Facebook's got a new tool in its ever-expanding efforts to make advertisers more relevant to its users.
The Menlo Park, California-based social network is offering marketers access to a new testing technology to help them figure out which ads have the most success and why.
The tools help an advertiser track the different ads it creates during a campaign and see which ones are most successful. The tests are an expansion of a program Facebook, which had comparatively limited capability to test an ad's success convincing people to do things like buy products online or in the real world. Now, marketers will be able to test which ads are succeeding most, expanding the scope of their testing.
Facebook said it refined its new tests to ensure statistically reliable results.
The tools aren't just for advertisers. They will also help Facebook inch ever closer to the day when users find advertising on the social networking service so relevant that it's no longer a point of discussion. The company says so far that hasn't happened; whenever it surveys users, the top complaint is usually that they wish ads were more relevant.
The better an advertiser is at talking to users, "the better their experience ends up being," said Brad Smallwood, who runs marketing science and measurement at Facebook.
Facebook's tools have already helped advertisers figure out how long someone needs to see a certain ad before they respond, if they ever do. That helps advertisers figure out if they're annoying us.
About 200 companies so far have used Conversion Lift in 500 studies to gauge their ads in the past eight months. That's still shy of the nearly 2,000 studies that are typically run globally by television, radio and print advertisers to learn how successful their ads are. But it's a start.
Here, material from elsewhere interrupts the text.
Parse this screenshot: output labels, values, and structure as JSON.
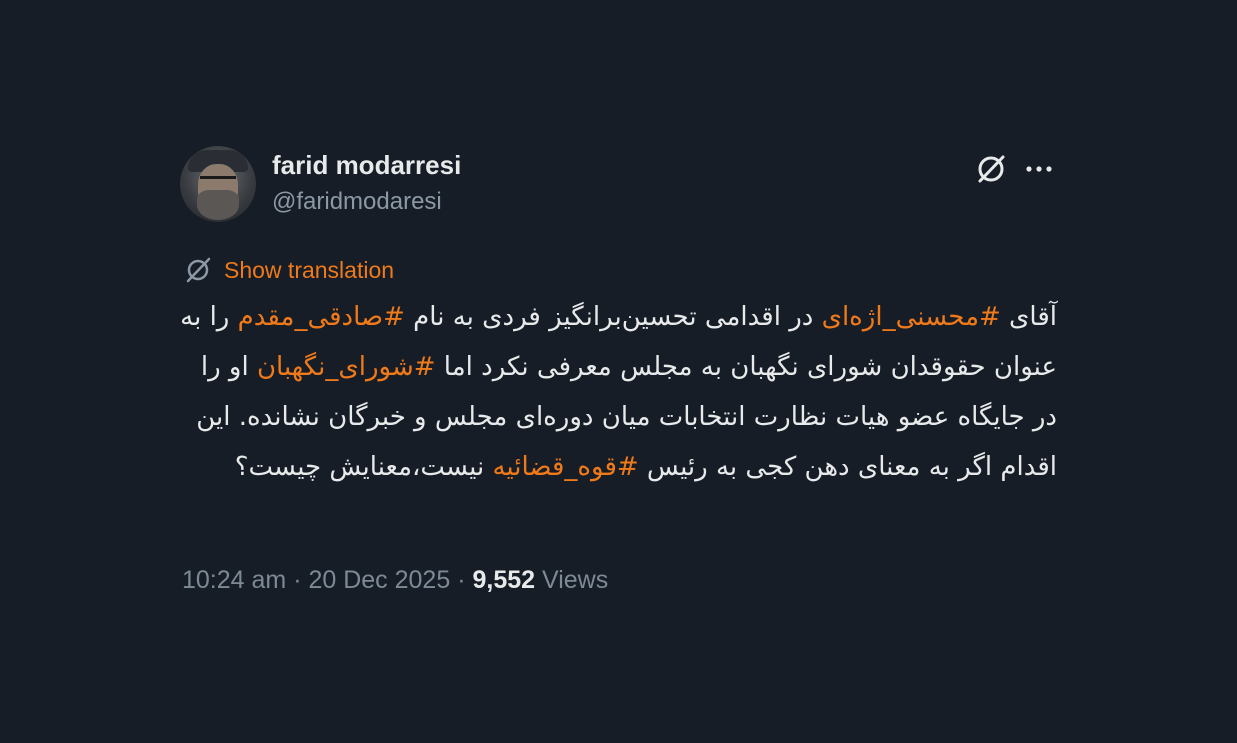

German home furnishing sales website Westwing Home & Living used the technology to learn what type of ad it should display on Facebook, be it a simple post with a link or a group of photos shown in an album. "It allows us to make data-based decisions versus gut-based decisions," said Valentin Schellhaas, the company's head of marketing.
In the future, Smallwood said he hopes Facebook will be able to share more information about what works in ads and what doesn't, helping marketers avoid making bad decisions the first time around.
Updated at 8:40 p.m. PT to correct the number of companies who have used Conversion Lift studies.